After the noise and diesel fumes of the Wilhelmstrasse, the ascent of the deep-carpeted grand stairway and the soundless passage through sunlit salons to Goebbels’s private quarters was like being escorted through a modern museum outside of normal visiting hours; and the impression was heightened by the display, en route, of a pedestaled bust of Frederick the Great and several post-impressionist canvases, among which Kurt thought he recognized a Cezanne and a Monet. A door was opened, and Oven stepped forward, motioning to Kurt to follow suit.

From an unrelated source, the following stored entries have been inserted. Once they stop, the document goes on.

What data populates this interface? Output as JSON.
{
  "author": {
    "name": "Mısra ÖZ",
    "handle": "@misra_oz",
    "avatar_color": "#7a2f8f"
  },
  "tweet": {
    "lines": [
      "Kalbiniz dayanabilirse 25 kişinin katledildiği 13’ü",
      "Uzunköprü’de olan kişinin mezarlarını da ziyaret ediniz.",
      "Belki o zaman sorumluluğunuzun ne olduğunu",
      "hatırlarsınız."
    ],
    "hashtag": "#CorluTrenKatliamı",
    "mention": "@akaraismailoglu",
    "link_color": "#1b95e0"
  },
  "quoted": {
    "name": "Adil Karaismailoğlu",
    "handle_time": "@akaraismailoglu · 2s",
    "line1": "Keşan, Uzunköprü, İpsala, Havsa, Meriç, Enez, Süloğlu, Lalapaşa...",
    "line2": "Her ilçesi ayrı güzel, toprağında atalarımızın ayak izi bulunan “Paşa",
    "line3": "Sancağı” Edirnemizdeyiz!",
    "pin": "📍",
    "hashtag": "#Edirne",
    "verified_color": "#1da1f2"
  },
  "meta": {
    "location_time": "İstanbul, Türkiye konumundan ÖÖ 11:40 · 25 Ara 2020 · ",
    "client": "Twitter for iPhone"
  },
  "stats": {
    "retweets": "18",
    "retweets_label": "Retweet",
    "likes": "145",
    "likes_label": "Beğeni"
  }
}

“Lieutenant Armbrecht, Herr Doktor.”
“Lieutenant . . . ?” The mellifluous voice winged Kurt back to the private lounge in Munich airport. “I should have thought it would now be in order, my dear Oven, to recognize his promotion. Come and sit over here, Captain.”
They were in what was obviously the Propaganda Minister’s dressing room, a long rectangular area walled by fitted wardrobes. Apart from the Minister, whose dark head was just visible over the back of a chrome-framed chair facing the one window, there were three other people in the room—an elderly fellow in a barber’s white smock, quietly fitting his tools into a square black case; a middle-aged valet standing at ease beside a breakfast cart; and a pretty manicurist with short red hair, briskly buffing the fingernails of the slender hand resting in hers. The scent of expensive eau de cologne hung on the air. There was an empty seat a few paces beyond where Goebbels was sitting and, after giving the Minister a smart heel-clicking “Heil Hitler!” Kurt lowered himself to its edge, facing his benefactor with what he hoped was the correct expression of mingled humility and awe.